Morning came quick and I found myself strapped into the seat of a white Phantom coupe. We steered the car out of the massive gates. Soon, we were cruising through the picturesque countryside with the sun beating down on the massive leather clad dashboard. I was very curious to know whether a Rolls Royce is as quiet as they say, whether one can hear the tick-tock of the analog clock embedded in the dashboard. But no, at full song the clock could not be heard. All I could hear was the fantastic selection of tracks belted out by the Harman Kardon speakers on board.
A tank designed for the richest man in Saudi Arabia with a super quiet engine—that is how the Rolls Royce Phantom feels on open roads. We drove a lot, though the rich French countryside dotted with fairy tale cottages, over mountains with speeding motorcyclists bearing down upon us at breakneck speed, through lively towns and finally in the evening, exhausted, we were back at Cap Estel.

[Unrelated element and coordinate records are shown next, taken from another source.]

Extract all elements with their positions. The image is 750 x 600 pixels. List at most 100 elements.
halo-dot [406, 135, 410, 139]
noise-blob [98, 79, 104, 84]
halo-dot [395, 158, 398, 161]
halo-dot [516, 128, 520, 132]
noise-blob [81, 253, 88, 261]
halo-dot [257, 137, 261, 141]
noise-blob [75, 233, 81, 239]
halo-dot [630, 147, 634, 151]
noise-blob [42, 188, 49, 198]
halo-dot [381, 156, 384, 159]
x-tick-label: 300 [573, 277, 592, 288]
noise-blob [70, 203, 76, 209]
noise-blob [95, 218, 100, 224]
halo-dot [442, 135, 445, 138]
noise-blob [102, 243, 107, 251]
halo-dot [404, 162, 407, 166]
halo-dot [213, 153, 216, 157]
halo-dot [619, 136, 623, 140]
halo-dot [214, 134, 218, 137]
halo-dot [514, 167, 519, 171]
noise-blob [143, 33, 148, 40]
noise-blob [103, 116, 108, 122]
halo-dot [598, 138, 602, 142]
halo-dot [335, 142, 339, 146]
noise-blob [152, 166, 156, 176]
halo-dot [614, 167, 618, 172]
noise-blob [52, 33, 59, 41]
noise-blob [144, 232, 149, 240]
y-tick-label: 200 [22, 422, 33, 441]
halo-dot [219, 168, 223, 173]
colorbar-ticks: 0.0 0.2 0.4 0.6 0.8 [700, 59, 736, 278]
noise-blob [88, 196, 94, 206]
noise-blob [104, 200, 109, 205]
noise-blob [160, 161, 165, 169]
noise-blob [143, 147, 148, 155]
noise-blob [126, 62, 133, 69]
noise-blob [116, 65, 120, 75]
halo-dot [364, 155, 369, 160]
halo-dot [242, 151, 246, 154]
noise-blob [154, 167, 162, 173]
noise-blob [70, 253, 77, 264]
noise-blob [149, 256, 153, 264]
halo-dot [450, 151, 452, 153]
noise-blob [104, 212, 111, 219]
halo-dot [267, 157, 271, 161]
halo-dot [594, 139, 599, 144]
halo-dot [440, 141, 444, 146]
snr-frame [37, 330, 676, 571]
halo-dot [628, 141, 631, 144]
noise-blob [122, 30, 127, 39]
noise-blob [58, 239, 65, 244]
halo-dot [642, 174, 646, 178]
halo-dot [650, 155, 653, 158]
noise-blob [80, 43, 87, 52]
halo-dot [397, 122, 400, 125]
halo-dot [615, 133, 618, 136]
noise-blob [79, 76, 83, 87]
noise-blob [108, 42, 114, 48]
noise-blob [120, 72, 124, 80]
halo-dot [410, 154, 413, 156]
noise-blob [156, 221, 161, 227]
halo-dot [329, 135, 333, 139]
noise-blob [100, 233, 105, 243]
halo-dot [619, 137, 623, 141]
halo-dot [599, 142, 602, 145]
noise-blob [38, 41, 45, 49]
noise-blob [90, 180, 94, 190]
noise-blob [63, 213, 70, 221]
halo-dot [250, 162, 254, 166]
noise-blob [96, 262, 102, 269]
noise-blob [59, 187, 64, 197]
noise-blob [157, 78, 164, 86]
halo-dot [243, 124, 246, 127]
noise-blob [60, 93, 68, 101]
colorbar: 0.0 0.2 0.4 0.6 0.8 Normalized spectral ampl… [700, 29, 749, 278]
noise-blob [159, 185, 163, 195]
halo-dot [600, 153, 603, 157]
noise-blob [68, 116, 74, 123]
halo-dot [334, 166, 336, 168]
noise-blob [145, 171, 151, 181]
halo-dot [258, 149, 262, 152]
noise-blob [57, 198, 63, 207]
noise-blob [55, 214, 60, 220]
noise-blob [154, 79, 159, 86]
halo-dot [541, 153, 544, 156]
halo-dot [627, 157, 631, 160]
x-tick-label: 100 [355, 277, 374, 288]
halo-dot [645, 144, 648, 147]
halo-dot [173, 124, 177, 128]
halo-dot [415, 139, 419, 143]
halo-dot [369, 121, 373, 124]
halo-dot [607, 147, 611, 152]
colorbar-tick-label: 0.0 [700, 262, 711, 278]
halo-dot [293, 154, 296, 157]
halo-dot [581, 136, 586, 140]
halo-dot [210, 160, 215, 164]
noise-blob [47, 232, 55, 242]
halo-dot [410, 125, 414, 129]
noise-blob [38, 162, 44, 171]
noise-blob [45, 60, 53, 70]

A quick shower later, we were chauffeured down to the harbour where a couple of J Craft Torpedos lay anchored for us.
A J Craft is a stylish powerboat made in Sweden that costs around Rs 15 crore. For instance, the one I stepped into had a lovely handcrafted Nardi steering wheel, made famous by the legendary Ferrari 250 GTO. The sailor, his face weather beaten by the strong winds and the sun, uncorked a bubbly and we sipped from our unbreakable plastic stems. Life felt good.
I tried my hand at piloting the craft. At full throttle, as the hull smashed back into the waves, I gave up and bravely fought back a wave of nausea. As we powered by the Prince’s Palace of Monaco, the official residence of the prince of Monaco built in 1191 as a fortress, I caught sight of the luxury motor yacht ‘A’ built at a rumoured cost of $300 million for a Russian billionaire and designed by Martin Francis and Philippe Starck. It was just a coincidence that we were headed for A’TREGO, one of the most loved restaurants of the region designed by Starck himself.
Dinner was a heady affair with billionaires walking in with lingerie models on their arms. The famous Casino de Monte-Carlo started in the late 1800s by a shrewd Princess Caroline was a stone’s throw away. As the surf crashed on the rocks, I stood on the wooden deck of the A’TREGO and lit a cigarette. A gorgeous blonde pushed open the door and joined me on the deck. She was quiet. The sea drowned out the laughter and music wafting out of the yellow portholes.